La première est à proscrire. Elle postule qu'il est avant tout impératif d'arborer une étiquette de Wallon pour être reconnu à l'extérieur. Elle consiste en une volonté de marquer systématiquement d'un sceau wallon tout succès, toute production matérielle ou toute initiative immatérielle émanant d'habitants de notre Région. Pratiquer de la sorte conduirait à probablement provoquer une étouffante et appauvrissante uniformisation culturelle, et certainement à décrédibiliser tout symbole officiel wallon (la faible audience d'un hymne wallon pourtant légitimé par notre Parlement indique combien l'adhésion à une Région ne signifie pas nécessairement l'intériorisation de ses symboles officiels). Le piège si bien décrypté par les politologues Hobsbawn et Ranger, celui de l' "invention de la tradition", n'est plus très loin ... La dérive nationaliste non plus !
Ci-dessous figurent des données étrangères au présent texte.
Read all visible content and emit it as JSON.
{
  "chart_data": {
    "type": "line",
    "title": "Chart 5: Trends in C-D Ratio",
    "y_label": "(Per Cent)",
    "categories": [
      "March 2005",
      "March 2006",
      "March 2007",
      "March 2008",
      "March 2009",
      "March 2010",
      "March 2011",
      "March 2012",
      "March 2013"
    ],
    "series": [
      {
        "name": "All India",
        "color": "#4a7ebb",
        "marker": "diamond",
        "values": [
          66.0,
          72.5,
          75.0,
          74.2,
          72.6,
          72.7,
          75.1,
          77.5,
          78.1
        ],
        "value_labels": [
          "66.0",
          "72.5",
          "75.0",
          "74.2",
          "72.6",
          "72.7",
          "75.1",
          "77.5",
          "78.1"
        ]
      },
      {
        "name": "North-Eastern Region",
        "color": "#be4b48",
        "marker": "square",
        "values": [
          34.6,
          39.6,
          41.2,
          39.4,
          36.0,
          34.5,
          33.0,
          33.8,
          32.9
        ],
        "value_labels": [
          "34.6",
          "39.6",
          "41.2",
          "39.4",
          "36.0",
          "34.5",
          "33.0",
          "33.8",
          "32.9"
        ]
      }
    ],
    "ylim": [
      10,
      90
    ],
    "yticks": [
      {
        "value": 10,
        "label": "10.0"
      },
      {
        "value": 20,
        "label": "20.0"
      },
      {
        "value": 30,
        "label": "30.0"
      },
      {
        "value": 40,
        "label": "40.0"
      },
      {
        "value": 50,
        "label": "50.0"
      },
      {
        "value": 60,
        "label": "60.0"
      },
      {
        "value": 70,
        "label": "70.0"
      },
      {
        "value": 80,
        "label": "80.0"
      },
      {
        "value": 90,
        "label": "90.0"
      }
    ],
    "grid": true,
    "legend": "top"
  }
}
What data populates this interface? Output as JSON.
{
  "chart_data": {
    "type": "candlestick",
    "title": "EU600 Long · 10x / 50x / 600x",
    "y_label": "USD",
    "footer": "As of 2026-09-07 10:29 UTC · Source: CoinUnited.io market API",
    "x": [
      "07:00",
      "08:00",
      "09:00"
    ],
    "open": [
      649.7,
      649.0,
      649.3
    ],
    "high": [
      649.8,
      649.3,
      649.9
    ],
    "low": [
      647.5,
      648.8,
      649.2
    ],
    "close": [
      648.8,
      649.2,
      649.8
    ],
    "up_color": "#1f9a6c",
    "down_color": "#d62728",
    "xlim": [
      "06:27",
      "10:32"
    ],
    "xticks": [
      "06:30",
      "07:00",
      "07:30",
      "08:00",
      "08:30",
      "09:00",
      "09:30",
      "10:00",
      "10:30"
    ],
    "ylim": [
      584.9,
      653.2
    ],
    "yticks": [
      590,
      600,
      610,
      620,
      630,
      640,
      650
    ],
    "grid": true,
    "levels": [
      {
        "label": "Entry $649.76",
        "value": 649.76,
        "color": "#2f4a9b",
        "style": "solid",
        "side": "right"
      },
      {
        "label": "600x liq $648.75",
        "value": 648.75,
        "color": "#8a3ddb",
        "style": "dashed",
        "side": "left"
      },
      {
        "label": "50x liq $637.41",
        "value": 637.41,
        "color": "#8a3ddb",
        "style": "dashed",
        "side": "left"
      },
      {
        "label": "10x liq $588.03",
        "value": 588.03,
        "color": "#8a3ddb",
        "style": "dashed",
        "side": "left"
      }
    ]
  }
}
Tournant le dos à cette voie défensive, et à une inéluctable dictature de la conformité, un autre point de départ peut être adopté. Posons que se reconnaître et s'affirmer comme Wallons, c'est s'autodéterminer en laissant au monde extérieur la faculté de reconnaître et pourquoi pas de s'approprier à sa guise notre propre identité. Lors des dernières Fêtes de Wallonie, le Premier Ministre marocain rencontrait, au titre d'invité d'honneur du Gouvernement Wallon, la communauté marocaine namuroise invitée en son honneur à l'hôtel de ville.
Ce fut pour lui une découverte originale de la Wallonie. Un événement de cette nature s'inscrit dans le contexte plus large d'une autodétermination qui s'est manifestée par le choix d'une capitale. Un choix qui a légitimé un symbole d'adhésion wallonne, qui a écarté tout risque de dilution wallonne dans une fusion RW/CF et qui a également accentué la nécessité de réaliser la région bruxelloise. Dans cette perspective d'affirmation citoyenne et solidaire, il y a d'autres défis à relever : au lieu de tenter vainement d'accréditer cette fumisterie d'une Belgique laboratoire de l'Europe, continuons par exemple de transformer une terre d'immigration en modèle d'intégration ou inventons et proposons à la francophonie un modèle de coopération au développement inspiré du commerce équitable, ... Quelles que soient les étiquettes dont on nous affuble, il y aura alors des Wallons qui pourront "résister aux mouvement qui divisent les nations, les peuples, les cultures, les religions, les philosophies, et les être humains".